CREATE OR REPLACE FUNCTION jackg.segmentationNode(seg INT) RETURN varchar(128) AS BEGIN RETURN ( CASE WHEN (seg between 1431655765 and 2863311529) then 'v_pstl_node0002' WHEN (seg between 2863311530 and 4294967294) then 'v_pstl_node0003' WHEN ( (seg between 0 and 1431655764) or (seg >= 4294967295)) then 'v_pstl_node0001' ELSE 'unk' END); END;

So let's add to our query to get the node the records reside on

select userId , hash(userId) as userIdHashValue , jackg.segmentation(hash(userId)) as SegmentIntValFromHashIntVal , jackg.segmentationNode(jackg.segmentation(hash(userId))) as NodeNameFromSegmentIntValFromHashIntVal from jackg.testHashNodes order by 1;

userId userIdHashValue SegmentIntValFromHashIntVal NodeNameFromSegmentIntValFromHashIntVal

1 5783548743464686114 2338230818 v_vmart_node0002
2 1618211815126016456 2079138248 v_vmart_node0002
3 3883506187811235133 1468343613 v_vmart_node0002
4 5130139942120141781 3256693717 v_vmart_node0003
5 8299427032879314813 101431165 v_vmart_node0001

We can also count by node to check our distribution of hashed userId data

select jackg.segmentationNode(jackg.segmentation(hash(userId))) as NodeNameFromSegmentIntValFromHashIntVal , count(1) as rowCountByNode from jackg.testHashNodes group by 1 order by 1;

NodeNameFromSegmentIntValFromHashIntVal rowCountByNode

v_vmart_node0001 1
v_vmart_node0002 3
v_vmart_node0003 1

And we can prove this out with the query we used to determine the physical storage of records on each node

select node_name, projection_name, row_count from projection_storage where projection_name ilike 'testHashNodes_p1_b0' -- ignore the buddy projection and anchor_table_schema ilike 'jackg' and row_count > 0 order by 1;

node_name projection_name row_count

v_pstl_node0001 testHashNodes_p1_b0 1
v_pstl_node0002 testHashNodes_p1_b0 3
v_pstl_node0003 testHashNodes_p1_b0 1

Is that cool or what?!?

side note: Manualy creating the case statement function that gets the node names is a bit of a pain on large clusters so I wrote a simple a scala app to do this (see https://github.com/jackghm/Vertica/wiki/nodeSegUDFgen-ReadMe )

Everything I just showed you is also available in the Vertica SDK (see the VHash class)

but having SQL functions is handy for native vSQL queries.

https://my.vertica.com/docs/7.2.x/HTML/index.htm#Authoring/ConnectingToHPVertica/ClientJDBC/KVApi/VHash.htm?Highlight=vhash

Aside from checking data skew of existing projection hash columns,

you can use this method when planning for new projection hashing using an existing table.

Let's say our Customer service team looks up users by their name and you want to determine if a projection with a hash() on User Name would be a good distribution accross the nodes.
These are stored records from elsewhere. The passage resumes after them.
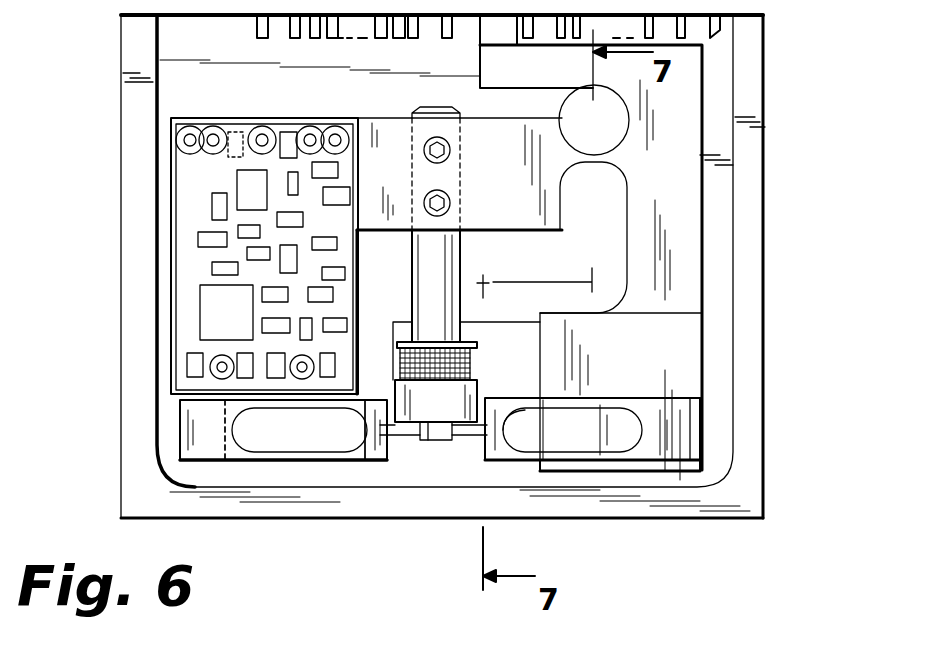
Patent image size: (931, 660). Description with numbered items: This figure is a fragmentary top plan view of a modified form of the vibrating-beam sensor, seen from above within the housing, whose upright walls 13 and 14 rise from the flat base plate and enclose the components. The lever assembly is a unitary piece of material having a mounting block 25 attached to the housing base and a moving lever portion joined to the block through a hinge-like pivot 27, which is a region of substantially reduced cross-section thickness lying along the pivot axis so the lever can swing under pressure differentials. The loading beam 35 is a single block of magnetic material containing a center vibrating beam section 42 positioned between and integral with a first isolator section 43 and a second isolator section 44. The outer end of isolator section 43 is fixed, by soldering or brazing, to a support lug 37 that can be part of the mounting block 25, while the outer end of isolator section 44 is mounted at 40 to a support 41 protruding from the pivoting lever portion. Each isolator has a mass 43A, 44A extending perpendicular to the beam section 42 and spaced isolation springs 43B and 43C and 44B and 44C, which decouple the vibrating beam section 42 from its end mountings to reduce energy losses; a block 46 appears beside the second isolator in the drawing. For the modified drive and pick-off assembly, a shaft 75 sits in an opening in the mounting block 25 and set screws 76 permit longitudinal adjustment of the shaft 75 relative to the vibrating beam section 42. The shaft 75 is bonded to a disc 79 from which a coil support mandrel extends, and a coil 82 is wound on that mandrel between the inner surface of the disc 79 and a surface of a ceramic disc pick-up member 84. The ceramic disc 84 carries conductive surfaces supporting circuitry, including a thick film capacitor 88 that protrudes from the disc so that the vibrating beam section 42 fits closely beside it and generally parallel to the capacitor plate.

The upright wall 13 is at (133, 207).
The upright wall 14 is at (617, 510).
The mounting block 25 is at (392, 184).
The hinge-like pivot 27 is at (600, 165).
The loading beam 35 is at (585, 457).
The support lug 37 is at (182, 470).
The mounting 40 is at (680, 422).
The support 41 is at (703, 462).
The center vibrating beam section 42 is at (405, 433).
The first isolator section 43 is at (322, 460).
The mass 43A is at (367, 458).
The isolation spring 43B is at (273, 402).
The isolation spring 43C is at (283, 455).
The second isolator section 44 is at (642, 410).
The mass 44A is at (522, 395).
The isolation spring 44B is at (597, 402).
The isolation spring 44C is at (560, 470).
The support block 46 is at (568, 337).
The shaft 75 is at (453, 252).
The set screws 76 is at (447, 197).
The disc 79 is at (478, 342).
The coil 82 is at (468, 360).
The ceramic disc pick-up member 84 is at (450, 416).
The thick film capacitor 88 is at (440, 437).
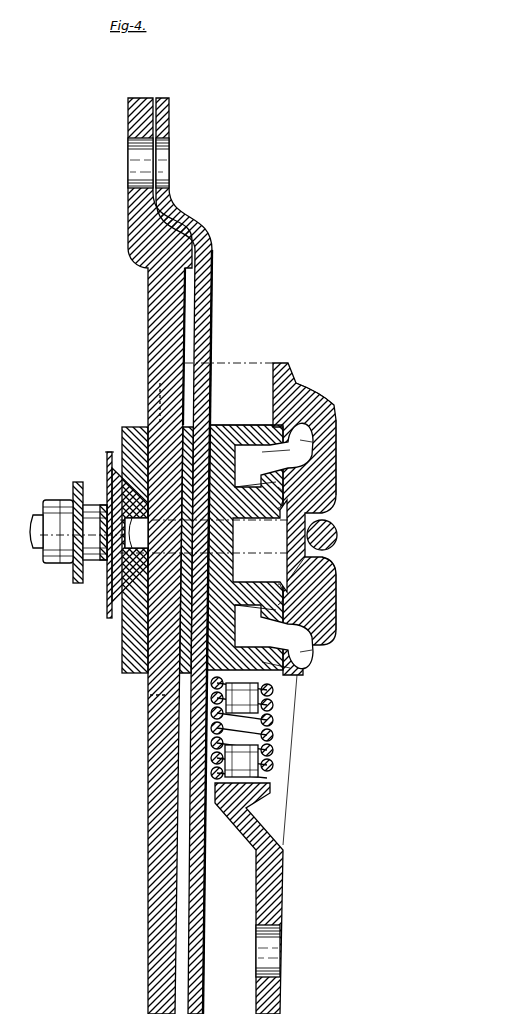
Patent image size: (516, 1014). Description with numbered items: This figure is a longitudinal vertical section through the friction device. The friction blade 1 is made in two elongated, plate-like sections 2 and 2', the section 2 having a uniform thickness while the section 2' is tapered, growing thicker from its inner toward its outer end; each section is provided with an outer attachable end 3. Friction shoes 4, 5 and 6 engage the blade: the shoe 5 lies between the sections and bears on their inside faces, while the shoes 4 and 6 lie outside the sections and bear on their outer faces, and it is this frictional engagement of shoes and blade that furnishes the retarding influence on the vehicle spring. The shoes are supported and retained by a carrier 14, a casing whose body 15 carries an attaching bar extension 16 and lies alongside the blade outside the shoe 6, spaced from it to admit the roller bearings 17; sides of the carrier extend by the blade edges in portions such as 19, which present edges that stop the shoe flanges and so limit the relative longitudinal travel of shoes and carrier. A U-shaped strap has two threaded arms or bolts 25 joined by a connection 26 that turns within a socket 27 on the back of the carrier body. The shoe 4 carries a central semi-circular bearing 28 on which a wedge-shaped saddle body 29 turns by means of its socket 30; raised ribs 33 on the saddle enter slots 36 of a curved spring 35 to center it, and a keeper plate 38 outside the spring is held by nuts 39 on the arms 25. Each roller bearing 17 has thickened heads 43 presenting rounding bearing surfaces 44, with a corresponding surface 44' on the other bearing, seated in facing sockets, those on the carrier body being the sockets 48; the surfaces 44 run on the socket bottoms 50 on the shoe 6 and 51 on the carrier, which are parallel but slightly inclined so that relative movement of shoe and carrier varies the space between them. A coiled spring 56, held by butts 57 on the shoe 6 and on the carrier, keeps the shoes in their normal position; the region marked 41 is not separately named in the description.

The friction blade 1 is at (205, 632).
The blade section 2 is at (191, 556).
The blade section 2' is at (155, 556).
The outer attachable end 3 is at (143, 134).
The friction shoe 4 is at (140, 428).
The friction shoe 5 is at (152, 700).
The friction shoe 6 is at (228, 385).
The carrier 14 is at (304, 665).
The body of the carrier 15 is at (292, 802).
The attaching bar extension 16 is at (282, 966).
The roller bearings 17 is at (325, 445).
The extending portion of carrier side 19 is at (158, 388).
The threaded arms or bolts 25 is at (30, 549).
The connection 26 is at (338, 535).
The socket 27 is at (328, 553).
The semi-circular bearing 28 is at (110, 596).
The saddle body 29 is at (128, 600).
The socket 30 is at (110, 451).
The raised rib portions 33 is at (85, 566).
The curved spring 35 is at (107, 476).
The slots 36 is at (88, 592).
The keeper 38 is at (77, 482).
The nuts 39 is at (55, 500).
The chamber 41 is at (205, 546).
The heads 43 is at (274, 545).
The rounding bearing surface 44 is at (359, 457).
The outer ring 44' is at (369, 602).
The sockets 48 is at (300, 440).
The socket surfaces 50 is at (236, 430).
The socket surfaces 51 is at (320, 420).
The coiled spring 56 is at (270, 730).
The butts 57 is at (262, 690).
select jackg.segmentationNode(jackg.segmentation(hash(userName))) as NodeNameFromSegmentIntValFromHashIntVal , count(1) as userNameRowCountByNode from jackg.testHashNodes group by 1 order by 1;

NodeNameFromSegmentIntValFromHashIntVal userNameRowCountByNode

v_vmart_node0002 1
v_vmart_node0003 4

The hash(userName) was a real world scenario I ran into.

It turns out one of the regional applications was creating empty strings for user names, so most of the user records were only on one node :-(

Eventualy this one node would run out of disk space.
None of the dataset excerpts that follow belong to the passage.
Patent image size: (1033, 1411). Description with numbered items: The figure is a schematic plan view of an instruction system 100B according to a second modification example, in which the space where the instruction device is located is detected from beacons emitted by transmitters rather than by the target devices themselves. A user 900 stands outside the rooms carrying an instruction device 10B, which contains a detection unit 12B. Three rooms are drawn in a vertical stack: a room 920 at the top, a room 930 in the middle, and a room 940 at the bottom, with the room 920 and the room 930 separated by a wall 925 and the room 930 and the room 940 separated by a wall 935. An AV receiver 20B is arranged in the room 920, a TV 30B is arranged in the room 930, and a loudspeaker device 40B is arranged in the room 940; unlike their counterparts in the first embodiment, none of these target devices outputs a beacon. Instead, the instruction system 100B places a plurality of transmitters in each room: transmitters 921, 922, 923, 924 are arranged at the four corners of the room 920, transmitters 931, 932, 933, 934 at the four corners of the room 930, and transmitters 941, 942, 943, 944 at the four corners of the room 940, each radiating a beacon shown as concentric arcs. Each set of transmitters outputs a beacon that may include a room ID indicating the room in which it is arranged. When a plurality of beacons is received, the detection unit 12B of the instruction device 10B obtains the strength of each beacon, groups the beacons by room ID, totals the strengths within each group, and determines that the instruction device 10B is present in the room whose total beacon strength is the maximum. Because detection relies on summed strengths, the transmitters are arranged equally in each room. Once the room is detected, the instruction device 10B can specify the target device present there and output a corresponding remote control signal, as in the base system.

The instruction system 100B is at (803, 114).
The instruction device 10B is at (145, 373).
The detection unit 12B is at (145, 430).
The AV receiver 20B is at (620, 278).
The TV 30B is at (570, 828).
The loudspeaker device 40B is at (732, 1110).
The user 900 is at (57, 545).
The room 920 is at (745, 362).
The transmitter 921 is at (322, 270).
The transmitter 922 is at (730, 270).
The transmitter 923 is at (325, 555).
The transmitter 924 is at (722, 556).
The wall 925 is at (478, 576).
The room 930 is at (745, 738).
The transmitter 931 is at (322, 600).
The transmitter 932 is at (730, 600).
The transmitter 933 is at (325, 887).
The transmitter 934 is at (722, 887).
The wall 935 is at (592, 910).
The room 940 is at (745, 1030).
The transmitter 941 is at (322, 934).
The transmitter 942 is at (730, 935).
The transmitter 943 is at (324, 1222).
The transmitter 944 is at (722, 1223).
Another use case for knowing apriori the hash to node affinity for records was when we used this method to prehash/segment data for parallel loading
to achieve 36TB+/hour of data ingestion to Vertica.

See the video/slideshare from my Big Data Conference 2015 session

http://www.slideshare.net/jackghm/hpbigdata2015-pstl-kafka-spark-vertica

Stated differently, MPP for reads is awesome AND MPP for Loading Data also rocks!